22. abril 2026

Entre raízes e realeza: segundo traje antecipa essência do vestido oficial da Festa do Pinhão

Produção apresentada neste sábado (4) valoriza ancestralidade, trabalho manual e identidade cultural da Serra Catarinense

A realeza da 36ª Festa Nacional do Pinhão apresentou, na noite deste sábado (4 de abril), o segundo traje oficial que integra a coleção deste ano. A revelação ocorreu durante a abertura oficial da colheita do pinhão, no Mercado Público Municipal Osvaldo Uncini, em Lages.

Mais do que uma produção estética, o traje foi concebido como uma narrativa visual sobre tempo, ancestralidade e identidade cultural. As peças foram confeccionadas pelo La Unica Ateliê, de Lages, e vestidas pela rainha Maria Júlia Branco da Silveira e pelas princesas Maria Luisa Furtado Boeno e Emilie da Silva Pereira.

A proposta parte de uma releitura do chiripá, peça tradicional da cultura gaúcha anterior à bombacha, resgatando elementos históricos e adaptando-os para uma composição feminina contemporânea.

A concepção inicial foi do executivo de comunicação da Prefeitura de Lages, Diogo Schimitz, e ganhou forma pelas mãos da estilista Ana Lopes. “O look não apenas veste, ele narra uma história e uma cultura”, destacou.

A prefeita Carmen Zanotto também ressaltou o significado da produção. “Esses trajes representam a nossa identidade, valorizam a cultura serrana e mostram como tradição e inovação podem caminhar juntas”, afirmou.

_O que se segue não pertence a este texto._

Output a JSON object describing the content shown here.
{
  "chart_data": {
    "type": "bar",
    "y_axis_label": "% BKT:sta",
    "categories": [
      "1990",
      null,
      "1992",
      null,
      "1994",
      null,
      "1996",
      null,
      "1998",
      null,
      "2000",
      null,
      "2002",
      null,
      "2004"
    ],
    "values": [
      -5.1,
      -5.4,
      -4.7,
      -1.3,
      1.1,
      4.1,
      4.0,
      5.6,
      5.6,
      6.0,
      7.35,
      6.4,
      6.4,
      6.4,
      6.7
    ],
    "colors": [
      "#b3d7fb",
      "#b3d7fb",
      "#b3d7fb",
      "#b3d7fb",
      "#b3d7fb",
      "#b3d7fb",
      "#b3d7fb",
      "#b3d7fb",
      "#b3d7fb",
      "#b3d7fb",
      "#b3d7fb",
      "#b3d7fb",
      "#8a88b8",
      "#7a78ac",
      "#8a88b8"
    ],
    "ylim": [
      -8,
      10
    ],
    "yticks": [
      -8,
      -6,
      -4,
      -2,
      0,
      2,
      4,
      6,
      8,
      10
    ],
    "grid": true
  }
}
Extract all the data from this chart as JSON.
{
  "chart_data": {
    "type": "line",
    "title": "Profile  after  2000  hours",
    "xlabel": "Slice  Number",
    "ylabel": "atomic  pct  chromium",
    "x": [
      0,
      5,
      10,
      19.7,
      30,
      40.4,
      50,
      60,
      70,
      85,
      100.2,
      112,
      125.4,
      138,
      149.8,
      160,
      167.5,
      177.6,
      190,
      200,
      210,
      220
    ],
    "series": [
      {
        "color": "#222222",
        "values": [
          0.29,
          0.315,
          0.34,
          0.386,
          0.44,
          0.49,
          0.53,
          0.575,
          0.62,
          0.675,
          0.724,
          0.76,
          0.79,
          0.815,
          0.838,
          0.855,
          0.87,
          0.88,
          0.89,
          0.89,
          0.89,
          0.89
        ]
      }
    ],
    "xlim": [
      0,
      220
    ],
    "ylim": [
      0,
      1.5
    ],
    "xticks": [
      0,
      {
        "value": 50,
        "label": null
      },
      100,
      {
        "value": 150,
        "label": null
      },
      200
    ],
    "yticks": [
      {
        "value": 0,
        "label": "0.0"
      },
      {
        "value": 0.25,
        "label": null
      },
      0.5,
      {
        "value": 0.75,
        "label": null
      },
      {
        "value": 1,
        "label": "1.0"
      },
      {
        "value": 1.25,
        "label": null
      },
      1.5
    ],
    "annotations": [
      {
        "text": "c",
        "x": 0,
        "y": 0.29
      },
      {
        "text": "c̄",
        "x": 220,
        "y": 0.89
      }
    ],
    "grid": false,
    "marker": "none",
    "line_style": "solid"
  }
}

Do passado ao presente: a força do chiripá

O traje reforça a conexão com as origens ao trazer o chiripá como elemento central. A peça simboliza um período em que o trabalho manual era essencial, conceito que guia toda a coleção.

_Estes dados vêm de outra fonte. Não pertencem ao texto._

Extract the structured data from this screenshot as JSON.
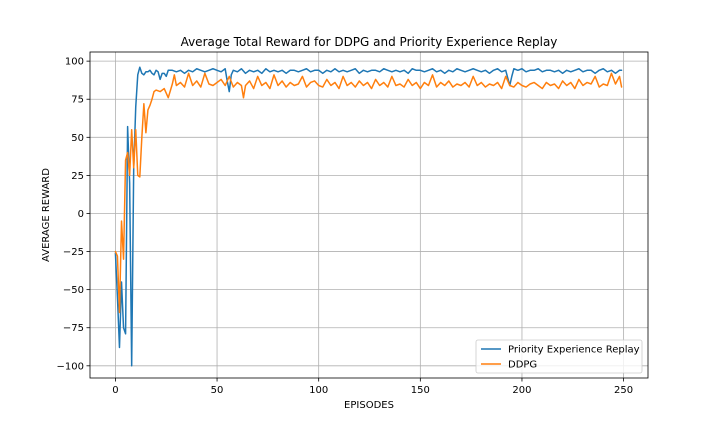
{
  "chart_data": {
    "type": "line",
    "title": "Average Total Reward for DDPG and Priority Experience Replay",
    "xlabel": "EPISODES",
    "ylabel": "AVERAGE REWARD",
    "xlim": [
      -12.5,
      262
    ],
    "ylim": [
      -108,
      106
    ],
    "xticks": [
      0,
      50,
      100,
      150,
      200,
      250
    ],
    "yticks": [
      -100,
      -75,
      -50,
      -25,
      0,
      25,
      50,
      75,
      100
    ],
    "grid": true,
    "legend_position": "lower right",
    "colors": {
      "per": "#1f77b4",
      "ddpg": "#ff7f0e",
      "grid": "#b0b0b0"
    },
    "series": [
      {
        "name": "Priority Experience Replay",
        "color": "#1f77b4",
        "x": [
          0,
          1,
          2,
          3,
          4,
          5,
          6,
          7,
          8,
          9,
          10,
          11,
          12,
          13,
          14,
          15,
          16,
          17,
          18,
          19,
          20,
          21,
          22,
          23,
          24,
          25,
          26,
          28,
          30,
          32,
          34,
          36,
          38,
          40,
          42,
          44,
          46,
          48,
          50,
          52,
          54,
          55,
          56,
          57,
          58,
          60,
          62,
          64,
          66,
          68,
          70,
          72,
          74,
          76,
          78,
          80,
          82,
          84,
          86,
          88,
          90,
          92,
          94,
          96,
          98,
          100,
          102,
          104,
          106,
          108,
          110,
          112,
          114,
          116,
          118,
          120,
          122,
          124,
          126,
          128,
          130,
          132,
          134,
          136,
          138,
          140,
          142,
          144,
          146,
          148,
          150,
          152,
          154,
          156,
          158,
          160,
          162,
          164,
          166,
          168,
          170,
          172,
          174,
          176,
          178,
          180,
          182,
          184,
          186,
          188,
          190,
          192,
          193,
          194,
          195,
          196,
          198,
          200,
          202,
          204,
          206,
          208,
          210,
          212,
          214,
          216,
          218,
          220,
          222,
          224,
          226,
          228,
          230,
          232,
          234,
          236,
          238,
          240,
          242,
          244,
          246,
          248,
          249
        ],
        "y": [
          -26,
          -55,
          -88,
          -45,
          -75,
          -79,
          57,
          20,
          -100,
          30,
          70,
          91,
          96,
          92,
          91,
          93,
          93,
          94,
          92,
          91,
          94,
          93,
          88,
          92,
          92,
          90,
          94,
          94,
          93,
          94,
          92,
          94,
          93,
          95,
          94,
          93,
          94,
          95,
          94,
          93,
          95,
          87,
          80,
          91,
          94,
          93,
          95,
          92,
          94,
          93,
          94,
          92,
          95,
          93,
          94,
          93,
          94,
          92,
          94,
          94,
          93,
          94,
          95,
          93,
          94,
          94,
          92,
          94,
          93,
          95,
          93,
          94,
          93,
          94,
          95,
          92,
          94,
          93,
          94,
          94,
          93,
          95,
          94,
          93,
          94,
          93,
          94,
          92,
          95,
          94,
          94,
          93,
          94,
          95,
          93,
          94,
          92,
          94,
          93,
          95,
          94,
          93,
          94,
          95,
          94,
          93,
          94,
          92,
          94,
          95,
          93,
          94,
          89,
          84,
          90,
          95,
          94,
          95,
          93,
          94,
          94,
          95,
          93,
          94,
          94,
          93,
          94,
          92,
          94,
          93,
          94,
          95,
          93,
          94,
          94,
          92,
          94,
          95,
          93,
          94,
          92,
          94,
          94
        ]
      },
      {
        "name": "DDPG",
        "color": "#ff7f0e",
        "x": [
          0,
          1,
          2,
          3,
          4,
          5,
          6,
          7,
          8,
          9,
          10,
          11,
          12,
          13,
          14,
          15,
          16,
          17,
          18,
          19,
          20,
          22,
          24,
          26,
          28,
          29,
          30,
          32,
          34,
          36,
          38,
          40,
          42,
          44,
          46,
          48,
          50,
          52,
          54,
          56,
          58,
          60,
          62,
          63,
          64,
          66,
          68,
          70,
          72,
          74,
          76,
          78,
          80,
          82,
          84,
          86,
          88,
          90,
          92,
          94,
          96,
          98,
          100,
          102,
          104,
          106,
          108,
          110,
          112,
          114,
          116,
          118,
          120,
          122,
          124,
          126,
          128,
          130,
          132,
          134,
          136,
          138,
          140,
          142,
          144,
          146,
          148,
          150,
          152,
          154,
          156,
          158,
          160,
          162,
          164,
          166,
          168,
          170,
          172,
          174,
          176,
          178,
          180,
          182,
          184,
          186,
          188,
          190,
          192,
          194,
          196,
          198,
          200,
          202,
          204,
          206,
          208,
          210,
          212,
          214,
          216,
          218,
          220,
          222,
          224,
          226,
          228,
          230,
          232,
          234,
          236,
          238,
          240,
          242,
          244,
          246,
          248,
          249
        ],
        "y": [
          -25,
          -28,
          -65,
          -5,
          -30,
          35,
          40,
          25,
          55,
          30,
          55,
          25,
          24,
          50,
          72,
          53,
          68,
          71,
          75,
          80,
          81,
          80,
          82,
          76,
          85,
          91,
          84,
          86,
          83,
          92,
          84,
          87,
          83,
          92,
          85,
          84,
          86,
          88,
          84,
          90,
          83,
          86,
          84,
          76,
          84,
          87,
          82,
          90,
          84,
          86,
          82,
          91,
          84,
          87,
          83,
          86,
          84,
          85,
          90,
          83,
          86,
          87,
          84,
          83,
          88,
          84,
          86,
          82,
          90,
          84,
          86,
          83,
          87,
          84,
          86,
          82,
          88,
          84,
          86,
          83,
          90,
          84,
          85,
          83,
          88,
          84,
          86,
          82,
          86,
          84,
          91,
          83,
          86,
          84,
          87,
          83,
          85,
          84,
          86,
          83,
          90,
          84,
          86,
          83,
          85,
          84,
          86,
          82,
          90,
          84,
          83,
          86,
          84,
          83,
          85,
          86,
          84,
          82,
          86,
          84,
          85,
          82,
          87,
          84,
          86,
          82,
          88,
          84,
          86,
          85,
          90,
          83,
          85,
          84,
          92,
          85,
          90,
          83
        ]
      }
    ]
  }
}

Confeccionado em lã nobre com fios de lurex, o tecido equilibra tradição e sofisticação. O conjunto inclui ainda casaco inspirado no jaleco gaúcho e botas em tom de pinhão, compondo um visual que une história e contemporaneidade.

O feito à mão como protagonista

O trabalho artesanal é um dos principais destaques. Cada detalhe foi desenvolvido manualmente, com técnicas que valorizam o tempo e o cuidado na produção.

Entre os elementos, estão flores produzidas a partir da falha do pinhão — parte geralmente descartada —, rendas tingidas manualmente em efeito degradê e franjas de pérolas aplicadas individualmente. Pinhas e outros adornos também foram construídos artesanalmente.

Segundo a estilista Ana Lopes, a escolha pelo manual surge como contraponto ao ritmo acelerado da produção atual.

Memória e continuidade

O traje também carrega significado afetivo. A técnica das flores com a falha do pinhão já havia sido utilizada em 2020, em criações assinadas por Berenice Lopes Omizzolo, mãe da estilista.

O resgate reforça a transmissão de saberes entre gerações. A equipe responsável inclui ainda Dilma Guiorz, Rosângela Luís, Matheus Alvez e Kiara Leal Fogaça.

Símbolos que contam a história da festa

Os acessórios ampliam a narrativa cultural. O camafeu, reinterpretado de forma contemporânea, traz pintura manual da gralha-azul, ave símbolo da região e responsável pela disseminação da araucária.

As coroas também reforçam essa simbologia ao incorporar elementos que remetem à pinha e à árvore típica da Serra Catarinense.

Participação e identidade

A construção dos trajes contou com a participação da realeza. Segundo a estilista, o envolvimento das representantes é fundamental para que elas se reconheçam na proposta.

A rainha e as princesas representam não apenas a festa, mas também a continuidade de uma tradição que atravessa gerações.

Caminho até o vestido oficial

O segundo traje faz parte de uma construção maior e antecipa elementos que estarão presentes no vestido oficial da festa.

A 36ª Festa Nacional do Pinhão será realizada entre os dias 22 de maio e 7 de junho, em Lages.